Parents and children enrolled in the Nurturing Parenting class have signed up to take the one-night-a-week class for the next 15 weeks.
“They said they had good ideas about discipline,” said parent Kathy Rinker. “Every mommy can use help being a better mommy. I think it will be good for (my children), too.”
Facilitator Sandy Beran said that although the current class is full, sign-ups are being taken for similar class that will be held in February.
The Nurturing Parenting class teaches parents and children the importance of empathy and communication. Facilitators teach parents different ways of thinking about parenting while children are learning how to respond to parents.
The class targets parents with children from birth to 5 years old and offers free childcare, dinner and transportation. It is paid for a by a $19,000 grant from the Colorado Children’s Trust Fund. The Visiting Nurse Association and the Moffat County School District provide the classes.
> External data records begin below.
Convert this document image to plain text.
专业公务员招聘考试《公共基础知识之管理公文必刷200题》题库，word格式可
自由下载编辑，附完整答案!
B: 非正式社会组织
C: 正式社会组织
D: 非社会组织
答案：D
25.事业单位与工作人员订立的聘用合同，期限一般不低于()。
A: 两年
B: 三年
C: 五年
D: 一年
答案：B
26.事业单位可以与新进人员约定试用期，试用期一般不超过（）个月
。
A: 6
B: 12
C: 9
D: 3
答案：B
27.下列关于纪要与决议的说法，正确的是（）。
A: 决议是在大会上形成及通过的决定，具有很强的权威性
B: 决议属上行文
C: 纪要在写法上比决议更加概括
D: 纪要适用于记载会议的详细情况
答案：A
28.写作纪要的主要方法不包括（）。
Parents and children started Wednesday’s class with interactive songs and the ice breakers to get parents and children talking.
Parents Brandi Stockton and Bill Bennett said they were excited that facilitators also promised to show parents how to nurture themselves.
“I think they’ll show us how to take time for ourselves,” Bennett said.
Nurturing Parenting comes on the heels of the Parents’ Toolbox, a series of classes offered last year by the school district. In those classes, parents learned discipline tips and how to be better parents.
Nurturing Parenting takes that concept a step further by showing children how to respond to the new ways of discipline parents are trying out. Its main goal is to decrease or eliminate punishing children by spanking or hitting, facilitators said.
After learning skills in separate rooms, parents and children come together to try out what they’ve learned.
That can be teaching parents how to give a time out and teaching children how to take a time out. The class also offered plenty of time for parents to interact with children.
The idea for the class seemed to resonate with Kia Counts who brought her two daughters.
“The girls like it,” she said. “So far, it looks interesting.”